Matthew Goode, Nicole Kidman and Mia Wasikowska in Stoker.
Wasikowska on set with director Chan-wook Park (right).
In Stoker, renowned Korean film-maker Chan-wook Park brings his Eastern sensibilities to a very strange part of the American South. So is it about vampires, then? 'It's about jealousy,' the director tells TARA BRADY
A FANGIRL WRITES: I’ve been lucky enough to interview Chan-wook Park five times in 10 years, a fact I never tire telling anyone who’ll listen. Even now, it’s hard to accept the person of Park – as softly spoken and mild-mannered a film-maker as you’ll find – as the writer-director behind the Vengeance Trilogy. Try as I might I can never picture him writing and shooting the scene in Oldboy wherein actor Choi Min-sik violently devours a live octopus or orchestrating the child- hanging sequence in Lady Vengeance
Director Park – as his crew call him on set – does speak English though prefers to do so through his interpreter and co-producer Won-jo Jeong. He’s has just directed Stoker, his first Hollywood picture, in that way.
“It didn’t provide as much hardship as I thought,” says the 49-year-old. “It’s fine when you have a good translator. Just look at us now.”
A philosophy graduate, Park talks in measured, thoughtful verses and will hardly ever raise a point without politely considering the virtues of its antithesis. The moral of his oddball 2006 romance I’m a Cyborg but That’s Okay was “give up hope and cheer up”.
He’s modest about his achievements though he’s won countless awards including two from Cannes: OldBoy took home the Grand Prix in 2004; Thirst won the Jury Prize in 2004.
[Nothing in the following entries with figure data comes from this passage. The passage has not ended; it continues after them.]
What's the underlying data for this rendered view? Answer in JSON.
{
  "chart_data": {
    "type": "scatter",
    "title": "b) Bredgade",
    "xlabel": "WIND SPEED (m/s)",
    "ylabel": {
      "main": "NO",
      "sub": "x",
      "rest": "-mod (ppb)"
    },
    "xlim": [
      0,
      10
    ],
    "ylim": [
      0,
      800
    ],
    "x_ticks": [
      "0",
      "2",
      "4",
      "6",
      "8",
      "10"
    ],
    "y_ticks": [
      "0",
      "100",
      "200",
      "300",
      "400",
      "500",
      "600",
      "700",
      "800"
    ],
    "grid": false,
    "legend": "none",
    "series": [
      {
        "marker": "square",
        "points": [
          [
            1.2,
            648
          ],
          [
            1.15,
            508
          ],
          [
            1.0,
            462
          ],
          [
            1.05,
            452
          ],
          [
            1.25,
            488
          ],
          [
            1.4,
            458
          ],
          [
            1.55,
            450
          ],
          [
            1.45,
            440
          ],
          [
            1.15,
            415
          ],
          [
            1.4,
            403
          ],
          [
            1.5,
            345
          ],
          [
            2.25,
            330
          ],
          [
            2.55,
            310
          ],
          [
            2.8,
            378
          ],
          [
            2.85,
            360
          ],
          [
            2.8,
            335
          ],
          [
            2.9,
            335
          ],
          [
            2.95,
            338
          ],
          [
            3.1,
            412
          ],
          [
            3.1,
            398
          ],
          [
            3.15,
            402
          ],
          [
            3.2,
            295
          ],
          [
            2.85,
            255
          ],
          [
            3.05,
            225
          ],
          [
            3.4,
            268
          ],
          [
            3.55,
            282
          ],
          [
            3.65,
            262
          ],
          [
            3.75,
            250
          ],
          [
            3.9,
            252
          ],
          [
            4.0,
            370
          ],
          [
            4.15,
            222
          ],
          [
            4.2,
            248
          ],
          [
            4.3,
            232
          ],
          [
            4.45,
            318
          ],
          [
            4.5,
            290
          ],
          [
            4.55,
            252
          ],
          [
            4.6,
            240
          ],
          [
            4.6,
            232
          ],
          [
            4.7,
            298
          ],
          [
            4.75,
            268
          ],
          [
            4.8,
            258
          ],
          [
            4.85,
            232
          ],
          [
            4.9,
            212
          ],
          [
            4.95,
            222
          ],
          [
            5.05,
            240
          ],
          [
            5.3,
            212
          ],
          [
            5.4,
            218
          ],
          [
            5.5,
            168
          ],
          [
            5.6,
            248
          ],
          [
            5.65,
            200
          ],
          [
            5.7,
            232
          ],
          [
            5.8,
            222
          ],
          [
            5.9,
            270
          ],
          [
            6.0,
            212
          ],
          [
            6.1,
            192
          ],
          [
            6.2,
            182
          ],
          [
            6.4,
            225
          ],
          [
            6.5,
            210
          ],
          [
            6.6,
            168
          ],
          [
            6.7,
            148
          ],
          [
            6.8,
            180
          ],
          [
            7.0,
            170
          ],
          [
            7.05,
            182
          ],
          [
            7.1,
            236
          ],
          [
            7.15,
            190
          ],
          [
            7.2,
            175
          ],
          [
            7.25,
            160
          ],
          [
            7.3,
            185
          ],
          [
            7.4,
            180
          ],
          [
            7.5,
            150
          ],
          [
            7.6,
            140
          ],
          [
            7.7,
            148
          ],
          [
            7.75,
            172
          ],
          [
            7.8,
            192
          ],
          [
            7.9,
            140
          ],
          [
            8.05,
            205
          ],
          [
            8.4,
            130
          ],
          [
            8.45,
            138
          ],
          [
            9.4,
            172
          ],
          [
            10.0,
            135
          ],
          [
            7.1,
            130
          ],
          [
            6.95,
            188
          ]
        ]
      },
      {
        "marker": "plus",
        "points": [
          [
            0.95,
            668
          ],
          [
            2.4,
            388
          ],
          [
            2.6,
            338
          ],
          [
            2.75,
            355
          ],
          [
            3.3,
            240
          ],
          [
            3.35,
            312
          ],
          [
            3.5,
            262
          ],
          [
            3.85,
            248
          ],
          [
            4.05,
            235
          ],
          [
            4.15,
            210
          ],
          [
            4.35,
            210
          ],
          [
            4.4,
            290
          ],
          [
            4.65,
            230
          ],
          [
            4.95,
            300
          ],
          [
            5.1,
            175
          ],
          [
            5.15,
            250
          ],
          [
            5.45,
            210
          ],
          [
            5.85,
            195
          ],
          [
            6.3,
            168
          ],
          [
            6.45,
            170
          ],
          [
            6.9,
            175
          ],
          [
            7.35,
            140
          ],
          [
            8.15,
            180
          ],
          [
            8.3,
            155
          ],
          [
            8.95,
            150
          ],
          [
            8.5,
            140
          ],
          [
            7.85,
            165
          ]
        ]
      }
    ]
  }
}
He can even make allowances for sweltering heat.
“With everything things are light and dark,” he says of Stoker’s American shoot. “If you go to Nashville, Tennessee, to avail of a great tax rebate and keep your movie under budget, you can’t complain about the heat in in August. It’s all part and parcel of making an American film. I can’t complain. It’s up to me to adapt. It’s up to me to learn how they do things over there, and do them.”
On reflection, this is precisely what we should expect from the director of OldBoy. The great trick of Park’s Vengeance Trilogy – comprising Sympathy for Mr Vengeance, OldBoy and Lady Vengeance – is that it’s an Anti-Vengeance Trilogy. Revenge fantasies are supposed to be cathartic; in Park’s milieu, revenge is hollow and corrosive.
The new film scratches at a different underbelly entirely.
“It’s about jealousy,” says Park. “I liked the idea that it takes place inside a residential house where three members of a family exchange a subtle flow of emotions and how jealousy moves around in family relationships.”
Stoker, an Oedipal psychodrama, picks up where the sex and death of Thirst – Park’s reworking of Émile Zola’s Thérèse Raquin as a vampire romance – left off. It’s one of what Park calls his “hot and cold” pieces.